TGF-β and αvβ6 integrin act in a common pathway to suppress pancreatic cancer progression

Abstract

The TGF-β pathway is under active consideration as a cancer drug target based on its capacity to promote cancer cell invasion and to create a protumorigenic microenvironment. However, the clinical application of TGF-β inhibitors remains uncertain as genetic studies show a tumor suppressor function of TGF-β in pancreatic cancer and other epithelial malignancies. Here, we used genetically engineered mouse models to investigate the therapeutic impact of global TGF-β inhibition in pancreatic cancer in relation to tumor stage, genetic profile, and concurrent chemotherapy. We found that αvβ6 integrin acted as a key upstream activator of TGF-β in evolving pancreatic cancers. In addition, TGF-β or αvβ6 blockade increased tumor cell proliferation and accelerated both early and later disease stages. These effects were dependent on the presence of Smad4, a central mediator of TGF-β signaling. Therefore, our findings indicate that αvβ6 and TGF-β act in a common tumor suppressor pathway whose pharmacologic inactivation promotes pancreatic cancer progression.

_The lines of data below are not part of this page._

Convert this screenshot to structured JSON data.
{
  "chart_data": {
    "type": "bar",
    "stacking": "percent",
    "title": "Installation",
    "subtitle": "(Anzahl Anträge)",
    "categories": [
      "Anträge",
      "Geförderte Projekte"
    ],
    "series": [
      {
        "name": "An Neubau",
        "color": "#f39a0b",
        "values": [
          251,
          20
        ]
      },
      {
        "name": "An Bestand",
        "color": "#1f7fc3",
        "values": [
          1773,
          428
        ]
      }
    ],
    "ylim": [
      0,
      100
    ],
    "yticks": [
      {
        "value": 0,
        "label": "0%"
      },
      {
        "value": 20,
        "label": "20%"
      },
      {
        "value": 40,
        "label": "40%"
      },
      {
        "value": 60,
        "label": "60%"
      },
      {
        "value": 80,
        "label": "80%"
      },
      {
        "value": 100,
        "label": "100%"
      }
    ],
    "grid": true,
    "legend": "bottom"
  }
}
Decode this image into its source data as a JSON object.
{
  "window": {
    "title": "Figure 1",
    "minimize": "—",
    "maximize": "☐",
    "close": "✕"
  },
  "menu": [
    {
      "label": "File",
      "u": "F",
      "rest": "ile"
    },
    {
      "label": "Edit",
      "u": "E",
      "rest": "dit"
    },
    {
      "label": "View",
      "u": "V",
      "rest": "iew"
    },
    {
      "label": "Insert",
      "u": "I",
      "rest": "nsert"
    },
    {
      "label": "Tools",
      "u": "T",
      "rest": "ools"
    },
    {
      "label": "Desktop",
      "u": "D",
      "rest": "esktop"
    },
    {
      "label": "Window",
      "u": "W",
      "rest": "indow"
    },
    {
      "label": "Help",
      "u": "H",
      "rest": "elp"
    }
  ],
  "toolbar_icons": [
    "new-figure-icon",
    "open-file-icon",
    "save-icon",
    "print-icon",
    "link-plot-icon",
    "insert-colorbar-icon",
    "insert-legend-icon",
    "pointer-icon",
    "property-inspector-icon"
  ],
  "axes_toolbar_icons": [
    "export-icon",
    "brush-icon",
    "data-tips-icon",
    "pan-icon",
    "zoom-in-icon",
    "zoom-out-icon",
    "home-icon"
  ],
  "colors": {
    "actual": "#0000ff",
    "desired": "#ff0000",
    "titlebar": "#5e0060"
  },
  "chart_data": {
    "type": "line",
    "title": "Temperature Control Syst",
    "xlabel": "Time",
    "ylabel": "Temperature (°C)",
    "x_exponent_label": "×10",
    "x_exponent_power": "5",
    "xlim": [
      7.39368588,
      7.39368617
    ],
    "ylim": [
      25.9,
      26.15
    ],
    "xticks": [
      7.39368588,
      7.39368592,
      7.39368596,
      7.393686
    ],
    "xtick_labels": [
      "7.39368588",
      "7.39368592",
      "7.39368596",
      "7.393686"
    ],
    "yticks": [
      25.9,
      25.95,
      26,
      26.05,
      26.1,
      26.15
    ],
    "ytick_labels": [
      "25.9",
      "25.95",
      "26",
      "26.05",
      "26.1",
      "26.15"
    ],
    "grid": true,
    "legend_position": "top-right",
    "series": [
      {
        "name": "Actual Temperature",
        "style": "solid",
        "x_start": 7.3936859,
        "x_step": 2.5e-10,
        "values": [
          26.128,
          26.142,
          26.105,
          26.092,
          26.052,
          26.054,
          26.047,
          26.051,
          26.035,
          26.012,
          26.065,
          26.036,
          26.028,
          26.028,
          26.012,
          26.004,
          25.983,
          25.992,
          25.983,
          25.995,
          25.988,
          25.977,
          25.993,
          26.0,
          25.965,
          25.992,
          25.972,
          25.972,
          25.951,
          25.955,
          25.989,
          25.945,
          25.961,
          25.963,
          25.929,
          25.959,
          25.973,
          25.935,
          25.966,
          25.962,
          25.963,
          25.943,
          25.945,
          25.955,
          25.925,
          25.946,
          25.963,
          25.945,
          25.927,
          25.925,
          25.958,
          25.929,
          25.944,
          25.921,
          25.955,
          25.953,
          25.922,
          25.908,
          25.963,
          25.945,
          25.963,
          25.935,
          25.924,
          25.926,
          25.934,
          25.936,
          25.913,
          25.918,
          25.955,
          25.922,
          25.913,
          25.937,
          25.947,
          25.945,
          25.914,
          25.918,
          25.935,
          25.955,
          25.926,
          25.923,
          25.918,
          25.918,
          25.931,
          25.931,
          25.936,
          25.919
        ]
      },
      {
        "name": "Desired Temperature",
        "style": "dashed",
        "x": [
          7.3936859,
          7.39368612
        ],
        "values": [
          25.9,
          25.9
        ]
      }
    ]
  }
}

Fig 1. αvβ6 activates TGFβ in the pancreatic epithelium

A) IHC staining for phospho-Smad2 (top row, 400X) and integrin β6 (bottom row, 200X), during multi-stage progression of the Kras-p53^Lox/+ PDAC model. Duct (D), acinar (A), islet (I), metaplastic acini (M), and PanIN (P) cells indicated. P-Smad2+ neoplastic and stromal cells designated by yellow and red arrowheads, respectively. B) IHC for integrinβ6 in normal human pancreas, and in multistage PDAC progression. C) Left: phospho-Smad2 IHC in PanIN and PDAC from Kras-p53^Lox/+ mice treated with αvβ6 blocking antibodies or control. Right: Phospho-Smad2+ nuclei quantified by automated analysis.

Fig 2. TGFβ or αvβ6 blockade accelerates PDAC initiation and progression in GEM models

A, B) Evaluation of the impact of anti-αvβ6 and anti-Tgf-β antibodies on early disease in Kras-p53^Lox/+ mice. A) Schematic indicating the course of PDAC progression in control animals (top), as well as the treatment interval (red line). Mice were euthanized for analysis at 12 weeks. B) Left: Representative histological images to quantify the proportion diseased pancreas (top) and Ki67 staining to evaluate proliferation of PanIN epithelium (bottom). Right panel: Quantification of % of pancreatic area occupied by PanIN and PDAC lesions, treatment groups have significantly increased disease burden compared with controls (*p<0.05). Quantification of Ki67 staining; treatment groups have increased epithelial proliferation compared with controls (**p< 0.005; ***p< 0.001). C) Impact of anti-αvβ6 and anti-Tgf-β antibodies on tumor progression in Kras-p53^Lox/+ mice. Schematic: treatment was initiated at later stages of disease and continued until clinical signs of illness. Lower Panels: Kaplan-Meier analysis. Left: Survival is shortened in the anti-αvβ6 (mean 6.6 weeks; p=0.03) or anti-Tgfβ (mean 5.6 weeks; p=0.007) cohorts compared with isotype control treated animals (mean 8.9 weeks). Survival of untreated animals is shown for comparison (grey line); *p< 0.05. Right: Anti-Tgfβ and anti-αvβ6 antibody treatments reduce survival of gemcitabine (Gem) treated mice.

Fig 3. αvβ6 functions through Smad4 tumor suppressor in the pancreas

A) The relationship between Smad4 and β6 expression was evaluated in Smad4 wildtype and mutant PDAC models. % β6- neoplastic cells in individual tumors (graph on left) and representative IHC images (right panels) are shown. All Smad4 null tumors retain β6 expression (left), whereas subsets of Smad4 wild type tumors either lose (middle) or retain (right) Smad4 expression (*p<0.05). Insets show higher magnification. B) Impact of anti-αvβ6 treatment on PDAC progression in the Kras-Smad4^Lox/Lox; Ink4a/Arf^Lox/+ model. Left: Schematic showing experimental design. Right: Kaplan-Meier analysis showing that αvβ6 blockade does not affect survival (n.s.= not significant).